La cousette de Commagnac

L'ouvrage:
Marie-Antoinette, dite Toine, est domestique au château de Commagnac. Elle a été élevée par la Mazille, la cuisinière du domaine. Elle ne sait rien de ses origines. À quatorze ans, elle s'intéresse à tout, voudrait s'instruire, et devenir quelqu'un.
Emmeline de la Filolie, la maîtresse du château, ne s'y trompe pas: elle sait que Toine est la fille bâtarde de son mari. Lorsque Toine est violentée par l'aîné des fils du domaine, elle voit une occasion de se débarrasser d'elle, d'autant que la jeune fille souhaite partir pour Périgueux et devenir cousette. C'est ainsi que Toine s'en va, seule, de bon matin, prête à affronter deux jours de marche, une ville inconnue, et un travail où elle devra s'imposer. Son départ causera le désespoir de Gauthier, le fils cadet du domaine, qui l'aimait «comme une soeur».

Critique:
Voilà un roman dans le style des livres de Marie-Paule Armand. Un roman retraçant la vie d'une jeune fille pugnace et ouverte d'esprit. Son parcours sera semé d'embûches, mais de joies aussi.
L'intrigue a certains côtés attendus. On devine comment finiront certaines choses, mais on ne sait pas trop comment elles vont arriver. Donc malgré le fait qu'on prévoit le dénouement, il n'est pas cliché. Je crois qu'une autre fin m'aurait déçue. J'aime bien que certains romans, surtout ceux de ce genre, se termine comme je m'y attends. Et puis, toute l'histoire est bien ficelée.
En outre, le style de l'auteur est agréable: fluide et sans mièvreries.
D'autre part, j'ai aimé me plonger dans un roman se déroulant à cette époque (entre 1850 et 1860). L'auteur a su planter un décor, créer une ambiance qui m'ont plu, et dans lesquels je me suis tout de suite immergée.

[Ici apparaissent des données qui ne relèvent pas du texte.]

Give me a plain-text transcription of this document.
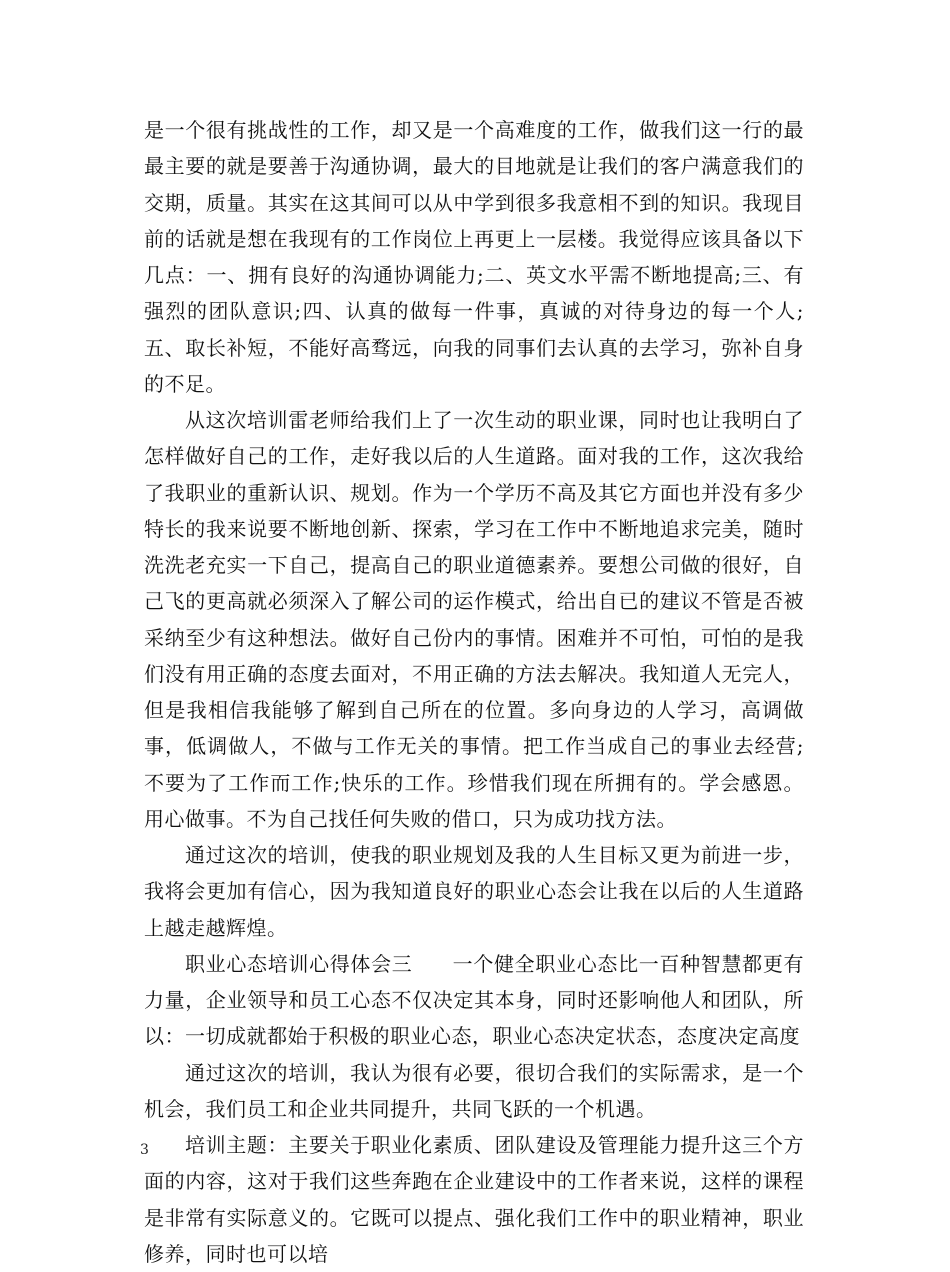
是一个很有挑战性的工作，却又是一个高难度的工作，做我们这一行的最最主要的就是要善于沟通协调，最大的目地就是让我们的客户满意我们的交期，质量。其实在这其间可以从中学到很多我意相不到的知识。我现目前的话就是想在我现有的工作岗位上再更上一层楼。我觉得应该具备以下几点：一、拥有良好的沟通协调能力;二、英文水平需不断地提高;三、有强烈的团队意识;四、认真的做每一件事，真诚的对待身边的每一个人;五、取长补短，不能好高骛远，向我的同事们去认真的去学习，弥补自身的不足。

从这次培训雷老师给我们上了一次生动的职业课，同时也让我明白了怎样做好自己的工作，走好我以后的人生道路。面对我的工作，这次我给了我职业的重新认识、规划。作为一个学历不高及其它方面也并没有多少特长的我来说要不断地创新、探索，学习在工作中不断地追求完美，随时洗洗老充实一下自己，提高自己的职业道德素养。要想公司做的很好，自己飞的更高就必须深入了解公司的运作模式，给出自已的建议不管是否被采纳至少有这种想法。做好自己份内的事情。困难并不可怕，可怕的是我们没有用正确的态度去面对，不用正确的方法去解决。我知道人无完人，但是我相信我能够了解到自己所在的位置。多向身边的人学习，高调做事，低调做人，不做与工作无关的事情。把工作当成自己的事业去经营;不要为了工作而工作;快乐的工作。珍惜我们现在所拥有的。学会感恩。用心做事。不为自己找任何失败的借口，只为成功找方法。

通过这次的培训，使我的职业规划及我的人生目标又更为前进一步，我将会更加有信心，因为我知道良好的职业心态会让我在以后的人生道路上越走越辉煌。

职业心态培训心得体会三 一个健全职业心态比一百种智慧都更有力量，企业领导和员工心态不仅决定其本身，同时还影响他人和团队，所以：一切成就都始于积极的职业心态，职业心态决定状态，态度决定高度

通过这次的培训，我认为很有必要，很切合我们的实际需求，是一个机会，我们员工和企业共同提升，共同飞跃的一个机遇。

培训主题：主要关于职业化素质、团队建设及管理能力提升这三个方面的内容，这对于我们这些奔跑在企业建设中的工作者来说，这样的课程是非常有实际意义的。它既可以提点、强化我们工作中的职业精神，职业修养，同时也可以培

3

Les personnages sont peut-être un peu clichés, par certains côtés... Par exemple, Antoinette semble un peu trop parfaite. Elle accomplit un travail titanesque, se bat avec courage pour obtenir ce qu'elle veut, sait d'instinct ce qu'il faut faire dans des situations délicates... elle a même la fibre maternelle au point de refuser une nourrice, alors que c'est «la grande mode». Elle m'a parfois agacée, avec sa perfection brandie comme un étendard. Elle m'a surtout exaspérée lors de la scène qu'elle fait à la banque. Outre qu'elle ne respecte pas les ordres du médecin, elle m'a paru ridicule et pathétique. Bien sûr, elle a obtenu ce qu'elle voulait en tapant du poing sur la table, et en jetant de la poudre aux yeux, mais son esclandre m'a plutôt donné envie de lui mettre une bonne claque.
Et bien sûr, il ne lui arrive rien de fâcheux (à part lors de cette fameuse scène), alors qu'elle n'a pas respecté les consignes de son médecin.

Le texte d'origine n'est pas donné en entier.